I guess the set $\{f = \cos(nx) : n=1, ... ,\infty\}$ is closed in $\ C([0,1])$ under the sup norm. Therefore, I am trying to show its limit function is of the form $\cos(nx)$. However, I have difficulty proving that for $\cos(n_ix)$ to converge, $\ n_i$ must be constant after some term. At first, I tried to prove c $\leq$ $\mid cos(nx)-cos(mx)\mid$ for some positive c and distinct m and n. Is my guess wrong?

Answer 1

The set is closed. If not we would come to contradiction in the following way:

Denote $f_n(x)=cos(nx)$ and assume that some subsequence of $f_n$ converges to $f$ in sense of supremum norm and $f$ is not from the set. Let denote this subsequence as $f_k$.
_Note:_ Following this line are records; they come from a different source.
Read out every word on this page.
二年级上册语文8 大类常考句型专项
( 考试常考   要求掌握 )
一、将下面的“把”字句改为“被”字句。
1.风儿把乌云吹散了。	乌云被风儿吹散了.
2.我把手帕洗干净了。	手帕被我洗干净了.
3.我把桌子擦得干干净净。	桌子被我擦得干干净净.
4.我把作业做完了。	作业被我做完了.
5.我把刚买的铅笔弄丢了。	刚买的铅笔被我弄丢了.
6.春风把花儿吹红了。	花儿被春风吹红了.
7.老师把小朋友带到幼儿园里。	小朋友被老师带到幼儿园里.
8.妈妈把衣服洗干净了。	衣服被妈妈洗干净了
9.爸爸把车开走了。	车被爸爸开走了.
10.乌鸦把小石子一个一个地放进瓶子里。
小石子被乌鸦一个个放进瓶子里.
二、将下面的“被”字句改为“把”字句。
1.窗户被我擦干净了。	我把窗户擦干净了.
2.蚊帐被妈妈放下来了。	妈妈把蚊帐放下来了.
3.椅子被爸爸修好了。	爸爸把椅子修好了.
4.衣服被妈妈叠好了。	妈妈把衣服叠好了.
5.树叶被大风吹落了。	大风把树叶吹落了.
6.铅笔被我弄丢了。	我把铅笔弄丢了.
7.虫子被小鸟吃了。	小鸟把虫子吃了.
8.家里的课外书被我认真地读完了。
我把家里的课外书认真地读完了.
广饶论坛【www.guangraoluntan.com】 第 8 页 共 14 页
Let $t\in [0,1]$. we see that $$|\int_0^tf_k-f\;dx|\leq \|f_{k}-f\|_\infty\to 0\mbox{ as }k\to\infty.$$

We see that $\int_0^tf_k\;dx=-sin(kt)/k\to 0$. Hence $\int_0^tf\;dx=0$ for every $t$ and so $f=0$. But $1=\|f_{k}\|_\infty\to \|f\|_\infty$ and so $\|f\|_\infty=1$ what is a contradiction.